Central bank demand for sterling reserves has been a critical, stable and reliable source of that overseas funding, and even the slightest decline in percentage holdings of pounds could have a magnified effect on Britain's fiscal well-being. Its current account deficit, now running at around 5.1 percent of gross domestic product, last year hit 5.4 percent - the highest for a single year since records began in 1948.
That means that in nominal terms, Britain needs to attract around 100 billion pounds, or $122 billion at current rates, from abroad each year to balance its books. Global FX reserves stand at $11 trillion, of which the currency composition of $7.51 trillion is known. Some 4.69 percent of that is in sterling, according to the International Monetary Fund.
IMF data indicates that central banks have accumulated up to $30 billion of additional sterling reserves on average each year since 2000 - funding at least a quarter of Britain's annual overseas deficit. Sterling's share of FX reserves is a distant third behind the euro (20.18 percent) and the dollar (63.39 percent), and the concern is that its share could eventually slip more.
Ratings agency Standard & Poor's last week said a fall below 3 percent would mean it would no longer classify sterling as a reserve currency, which could ultimately lead it to cut its UK sovereign credit rating again. "Recent sharp falls in sterling's value ... could reduce confidence in sterling and eventually threaten its role as a global reserve currency. We could lower (Britain's credit) rating if we conclude that sterling will lose its status as a reserve currency," S&P said.
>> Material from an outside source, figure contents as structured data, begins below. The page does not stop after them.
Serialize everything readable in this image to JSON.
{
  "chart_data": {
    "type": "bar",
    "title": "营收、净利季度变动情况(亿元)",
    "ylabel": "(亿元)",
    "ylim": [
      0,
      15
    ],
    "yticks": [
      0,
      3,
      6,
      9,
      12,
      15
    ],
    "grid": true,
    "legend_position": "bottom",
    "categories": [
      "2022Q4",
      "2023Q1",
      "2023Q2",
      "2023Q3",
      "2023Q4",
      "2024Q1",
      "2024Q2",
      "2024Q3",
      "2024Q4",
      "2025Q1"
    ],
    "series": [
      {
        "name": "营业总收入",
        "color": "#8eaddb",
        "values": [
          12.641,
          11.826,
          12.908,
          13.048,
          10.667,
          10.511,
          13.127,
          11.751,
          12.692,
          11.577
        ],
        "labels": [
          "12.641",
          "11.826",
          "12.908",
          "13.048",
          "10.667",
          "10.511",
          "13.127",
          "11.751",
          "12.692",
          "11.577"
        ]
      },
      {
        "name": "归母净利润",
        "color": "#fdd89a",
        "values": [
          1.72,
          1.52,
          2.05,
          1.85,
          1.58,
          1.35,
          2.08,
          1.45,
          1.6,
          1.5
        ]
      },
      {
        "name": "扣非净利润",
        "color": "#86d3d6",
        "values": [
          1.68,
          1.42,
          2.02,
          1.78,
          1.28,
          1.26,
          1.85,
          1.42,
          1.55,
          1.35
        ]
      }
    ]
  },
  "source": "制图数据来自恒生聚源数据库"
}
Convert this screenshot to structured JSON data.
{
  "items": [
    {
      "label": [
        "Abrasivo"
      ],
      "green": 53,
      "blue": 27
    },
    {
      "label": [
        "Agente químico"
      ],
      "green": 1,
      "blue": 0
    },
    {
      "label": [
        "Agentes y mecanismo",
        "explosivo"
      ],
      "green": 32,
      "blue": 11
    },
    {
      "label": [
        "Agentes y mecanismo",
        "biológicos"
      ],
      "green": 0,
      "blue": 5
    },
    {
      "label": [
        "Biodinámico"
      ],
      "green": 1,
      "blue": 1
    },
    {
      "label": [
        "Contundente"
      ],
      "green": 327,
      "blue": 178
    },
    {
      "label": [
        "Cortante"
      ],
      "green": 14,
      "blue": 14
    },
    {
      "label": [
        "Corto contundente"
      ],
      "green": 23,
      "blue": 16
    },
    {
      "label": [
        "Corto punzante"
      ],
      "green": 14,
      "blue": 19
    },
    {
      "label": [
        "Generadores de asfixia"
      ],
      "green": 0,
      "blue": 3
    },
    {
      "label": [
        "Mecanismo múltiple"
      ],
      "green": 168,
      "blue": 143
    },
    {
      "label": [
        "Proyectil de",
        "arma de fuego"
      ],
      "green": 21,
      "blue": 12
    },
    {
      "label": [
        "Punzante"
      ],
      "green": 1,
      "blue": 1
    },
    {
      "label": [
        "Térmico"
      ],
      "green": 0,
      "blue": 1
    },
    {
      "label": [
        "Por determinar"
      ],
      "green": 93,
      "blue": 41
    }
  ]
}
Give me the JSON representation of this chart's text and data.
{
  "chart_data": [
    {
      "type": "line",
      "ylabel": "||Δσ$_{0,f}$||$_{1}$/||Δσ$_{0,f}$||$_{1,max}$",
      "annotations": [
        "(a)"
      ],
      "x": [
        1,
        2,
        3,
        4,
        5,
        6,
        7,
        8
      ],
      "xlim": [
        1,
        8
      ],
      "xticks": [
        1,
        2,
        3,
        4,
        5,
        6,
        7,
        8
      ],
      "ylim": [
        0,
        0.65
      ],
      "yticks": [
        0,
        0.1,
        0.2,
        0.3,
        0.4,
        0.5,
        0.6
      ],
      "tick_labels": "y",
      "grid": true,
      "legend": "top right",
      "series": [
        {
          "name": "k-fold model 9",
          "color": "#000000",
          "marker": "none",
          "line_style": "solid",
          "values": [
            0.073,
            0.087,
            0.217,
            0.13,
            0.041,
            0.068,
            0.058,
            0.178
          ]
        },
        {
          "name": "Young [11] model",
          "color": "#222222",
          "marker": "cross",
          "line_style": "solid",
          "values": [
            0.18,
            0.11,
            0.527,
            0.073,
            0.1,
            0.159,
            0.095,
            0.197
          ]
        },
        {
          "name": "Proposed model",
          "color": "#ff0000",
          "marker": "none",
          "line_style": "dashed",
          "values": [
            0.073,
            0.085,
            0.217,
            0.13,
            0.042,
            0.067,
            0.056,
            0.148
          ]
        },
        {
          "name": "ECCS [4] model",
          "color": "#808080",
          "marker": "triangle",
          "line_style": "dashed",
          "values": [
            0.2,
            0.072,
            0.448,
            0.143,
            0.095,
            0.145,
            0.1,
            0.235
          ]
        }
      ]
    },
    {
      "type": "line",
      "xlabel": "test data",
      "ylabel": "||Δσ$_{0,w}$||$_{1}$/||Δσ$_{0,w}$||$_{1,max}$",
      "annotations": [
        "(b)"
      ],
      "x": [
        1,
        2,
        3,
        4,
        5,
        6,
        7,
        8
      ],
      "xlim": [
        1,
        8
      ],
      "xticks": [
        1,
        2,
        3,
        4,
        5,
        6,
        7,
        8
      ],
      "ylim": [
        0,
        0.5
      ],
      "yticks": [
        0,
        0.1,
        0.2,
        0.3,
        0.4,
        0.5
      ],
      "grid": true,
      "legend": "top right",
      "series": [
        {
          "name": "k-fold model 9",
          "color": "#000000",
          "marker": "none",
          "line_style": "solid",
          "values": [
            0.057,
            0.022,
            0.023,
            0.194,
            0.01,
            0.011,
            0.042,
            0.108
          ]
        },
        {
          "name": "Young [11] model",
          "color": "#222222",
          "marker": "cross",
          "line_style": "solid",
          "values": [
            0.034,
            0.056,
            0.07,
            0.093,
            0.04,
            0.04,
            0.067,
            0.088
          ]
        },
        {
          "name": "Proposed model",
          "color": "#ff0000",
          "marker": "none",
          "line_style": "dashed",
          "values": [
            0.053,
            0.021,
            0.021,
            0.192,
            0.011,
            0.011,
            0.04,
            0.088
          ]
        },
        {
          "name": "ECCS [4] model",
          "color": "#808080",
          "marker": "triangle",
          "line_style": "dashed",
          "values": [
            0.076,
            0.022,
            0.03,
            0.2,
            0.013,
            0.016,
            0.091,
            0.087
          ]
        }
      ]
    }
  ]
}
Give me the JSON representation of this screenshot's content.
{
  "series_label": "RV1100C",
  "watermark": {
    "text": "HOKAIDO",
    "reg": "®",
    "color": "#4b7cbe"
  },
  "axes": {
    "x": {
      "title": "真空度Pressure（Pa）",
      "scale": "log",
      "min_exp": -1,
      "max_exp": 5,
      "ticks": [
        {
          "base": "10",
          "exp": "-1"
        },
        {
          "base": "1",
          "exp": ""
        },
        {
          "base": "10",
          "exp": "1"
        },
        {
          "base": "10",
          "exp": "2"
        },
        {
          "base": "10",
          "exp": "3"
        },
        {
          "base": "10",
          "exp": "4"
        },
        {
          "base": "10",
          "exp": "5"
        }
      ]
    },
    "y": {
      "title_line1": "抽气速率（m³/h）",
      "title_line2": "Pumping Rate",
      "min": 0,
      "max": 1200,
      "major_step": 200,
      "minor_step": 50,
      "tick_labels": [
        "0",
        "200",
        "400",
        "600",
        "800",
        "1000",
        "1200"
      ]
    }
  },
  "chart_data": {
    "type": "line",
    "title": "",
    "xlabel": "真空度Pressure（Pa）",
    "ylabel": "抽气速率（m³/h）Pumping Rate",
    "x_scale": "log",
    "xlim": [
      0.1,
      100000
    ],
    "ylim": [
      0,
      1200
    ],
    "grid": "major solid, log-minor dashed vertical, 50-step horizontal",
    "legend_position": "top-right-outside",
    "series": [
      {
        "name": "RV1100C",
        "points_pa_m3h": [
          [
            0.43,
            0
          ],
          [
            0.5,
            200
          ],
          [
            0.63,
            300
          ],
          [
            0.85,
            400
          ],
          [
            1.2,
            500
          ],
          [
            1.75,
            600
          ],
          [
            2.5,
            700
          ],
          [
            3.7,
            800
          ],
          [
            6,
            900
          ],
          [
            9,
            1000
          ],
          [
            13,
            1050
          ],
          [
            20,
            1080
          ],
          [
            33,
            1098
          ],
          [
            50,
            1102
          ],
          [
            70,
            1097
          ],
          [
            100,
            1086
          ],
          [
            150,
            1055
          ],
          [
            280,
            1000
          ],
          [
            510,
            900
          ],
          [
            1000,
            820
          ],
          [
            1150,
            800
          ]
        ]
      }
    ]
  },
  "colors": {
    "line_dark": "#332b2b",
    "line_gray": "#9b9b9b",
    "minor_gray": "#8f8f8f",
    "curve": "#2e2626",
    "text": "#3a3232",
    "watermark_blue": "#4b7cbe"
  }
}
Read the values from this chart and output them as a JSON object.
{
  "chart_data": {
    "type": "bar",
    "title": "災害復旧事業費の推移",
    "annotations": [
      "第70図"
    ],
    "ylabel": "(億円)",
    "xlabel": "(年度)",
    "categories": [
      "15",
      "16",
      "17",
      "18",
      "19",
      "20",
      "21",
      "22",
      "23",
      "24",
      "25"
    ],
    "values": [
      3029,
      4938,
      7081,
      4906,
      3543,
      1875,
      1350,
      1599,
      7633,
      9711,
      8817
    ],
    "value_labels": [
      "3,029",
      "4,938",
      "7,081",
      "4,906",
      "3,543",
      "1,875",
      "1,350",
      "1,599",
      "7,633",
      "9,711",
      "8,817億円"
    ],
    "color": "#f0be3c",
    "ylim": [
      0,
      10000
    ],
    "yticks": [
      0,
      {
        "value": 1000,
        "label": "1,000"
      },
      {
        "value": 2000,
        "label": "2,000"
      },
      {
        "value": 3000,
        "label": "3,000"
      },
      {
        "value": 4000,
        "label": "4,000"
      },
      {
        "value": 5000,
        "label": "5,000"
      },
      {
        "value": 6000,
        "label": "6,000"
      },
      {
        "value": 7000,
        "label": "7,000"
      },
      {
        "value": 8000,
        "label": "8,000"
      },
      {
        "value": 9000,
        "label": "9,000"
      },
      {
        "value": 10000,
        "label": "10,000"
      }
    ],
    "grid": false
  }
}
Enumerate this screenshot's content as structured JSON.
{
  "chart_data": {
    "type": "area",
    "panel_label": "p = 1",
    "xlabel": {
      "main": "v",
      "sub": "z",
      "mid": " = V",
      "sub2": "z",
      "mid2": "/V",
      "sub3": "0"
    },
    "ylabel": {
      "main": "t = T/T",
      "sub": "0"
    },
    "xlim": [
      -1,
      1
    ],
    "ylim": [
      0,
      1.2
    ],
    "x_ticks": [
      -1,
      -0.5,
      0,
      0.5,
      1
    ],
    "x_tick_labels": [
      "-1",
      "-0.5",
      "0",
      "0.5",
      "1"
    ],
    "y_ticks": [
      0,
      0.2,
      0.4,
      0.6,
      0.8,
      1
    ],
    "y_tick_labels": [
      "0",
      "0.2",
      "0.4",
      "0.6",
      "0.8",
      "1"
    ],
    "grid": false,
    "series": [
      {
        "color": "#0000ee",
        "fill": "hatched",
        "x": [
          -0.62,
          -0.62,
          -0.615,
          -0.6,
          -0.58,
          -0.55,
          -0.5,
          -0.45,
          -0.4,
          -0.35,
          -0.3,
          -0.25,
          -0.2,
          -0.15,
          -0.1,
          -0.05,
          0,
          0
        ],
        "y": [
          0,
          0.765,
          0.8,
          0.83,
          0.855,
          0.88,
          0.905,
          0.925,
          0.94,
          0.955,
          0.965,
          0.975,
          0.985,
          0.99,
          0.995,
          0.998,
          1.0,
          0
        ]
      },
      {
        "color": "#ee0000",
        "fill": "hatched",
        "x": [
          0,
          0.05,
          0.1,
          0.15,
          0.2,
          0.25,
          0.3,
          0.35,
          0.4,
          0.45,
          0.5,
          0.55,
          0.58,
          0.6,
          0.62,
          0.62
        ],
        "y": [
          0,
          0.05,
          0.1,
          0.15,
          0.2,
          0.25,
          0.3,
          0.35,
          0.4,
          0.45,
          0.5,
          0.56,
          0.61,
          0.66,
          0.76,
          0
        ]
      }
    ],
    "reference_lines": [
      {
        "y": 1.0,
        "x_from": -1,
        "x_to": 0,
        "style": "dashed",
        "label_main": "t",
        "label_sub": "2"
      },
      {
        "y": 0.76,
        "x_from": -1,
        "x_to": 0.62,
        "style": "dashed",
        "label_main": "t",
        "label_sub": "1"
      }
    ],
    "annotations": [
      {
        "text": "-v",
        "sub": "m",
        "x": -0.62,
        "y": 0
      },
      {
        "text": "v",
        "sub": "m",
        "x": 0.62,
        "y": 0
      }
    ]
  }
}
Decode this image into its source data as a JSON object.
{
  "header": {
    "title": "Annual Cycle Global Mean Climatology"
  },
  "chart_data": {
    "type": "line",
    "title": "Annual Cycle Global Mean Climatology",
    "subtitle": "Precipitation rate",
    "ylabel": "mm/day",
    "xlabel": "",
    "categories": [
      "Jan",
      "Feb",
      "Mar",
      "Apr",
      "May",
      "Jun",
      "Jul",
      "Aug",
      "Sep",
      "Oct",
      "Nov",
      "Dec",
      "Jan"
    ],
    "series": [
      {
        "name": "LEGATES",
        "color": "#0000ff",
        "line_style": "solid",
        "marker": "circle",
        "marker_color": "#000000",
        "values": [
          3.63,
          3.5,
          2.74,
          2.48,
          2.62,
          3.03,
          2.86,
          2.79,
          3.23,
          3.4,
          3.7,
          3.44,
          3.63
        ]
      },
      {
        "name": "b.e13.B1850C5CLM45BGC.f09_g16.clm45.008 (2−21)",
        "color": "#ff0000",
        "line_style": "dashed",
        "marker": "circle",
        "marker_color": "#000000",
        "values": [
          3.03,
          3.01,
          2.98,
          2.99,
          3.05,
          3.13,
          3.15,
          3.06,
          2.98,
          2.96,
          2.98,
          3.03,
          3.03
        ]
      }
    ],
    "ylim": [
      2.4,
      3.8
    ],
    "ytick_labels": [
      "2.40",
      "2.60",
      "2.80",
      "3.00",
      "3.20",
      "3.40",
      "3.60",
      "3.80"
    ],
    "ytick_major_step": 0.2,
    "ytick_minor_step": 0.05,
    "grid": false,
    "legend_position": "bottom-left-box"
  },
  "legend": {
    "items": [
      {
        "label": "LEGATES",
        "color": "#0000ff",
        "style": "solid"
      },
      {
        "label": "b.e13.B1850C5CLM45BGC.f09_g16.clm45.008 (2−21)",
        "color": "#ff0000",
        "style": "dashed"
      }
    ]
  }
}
Brad Setser, senior fellow at the Council on Foreign Relations in Washington, D.C. and a former economist at the US Treasury, said sterling has punched above its weight over the last decade as reserve managers saw it as an alternative to the dollar for diversification purposes and as a higher-yielding alternative to the euro. As a reserve currency the pound is similar in significance to the yen, even though Japan's economy is the third-largest in the world with an annual GDP of almost $5 trillion.
The yen's share of global reserves is 4.54 percent, the highest since 2002. It was as high as 6.77 percent in 1995, but below 3 percent as recently as 2010. Yet it's hard to compare the impact on sterling and the yen from changes in global reserves data because while Britain runs a large, long-running current account deficit, Japan has run a surplus every year since 1980. It reached 5 percent of GDP in 2007. All else being equal, this means the yen has a structural, natural tendency to strengthen, unlike the pound.
Bank of England data this week showed that foreign investors bought a net 13.27 billion pounds of UK government bonds in September, the most in almost a year. The pound slumped to a 31-year low against the dollar and a near-record low on a trade-weighted basis. Crucially, the latest slide has been accompanied by a selloff in gilts, breaking a link that had held firm for the past year. This shows that investors are now turning their back on sterling and UK bonds, a potential nightmare scenario for UK policymakers if it persists.
For a country that relies on "the kindness of strangers", in the words of BoE governor Mark Carney, to balance its books, even the hint that capital inflows might dry up could have serious consequences. S&P's fellow rating agency Moody's has also said downward pressure on sterling from "substantial and persistent" capital outflows would raise fundamental doubts about its reserve currency status and could lead to a UK sovereign credit downgrade.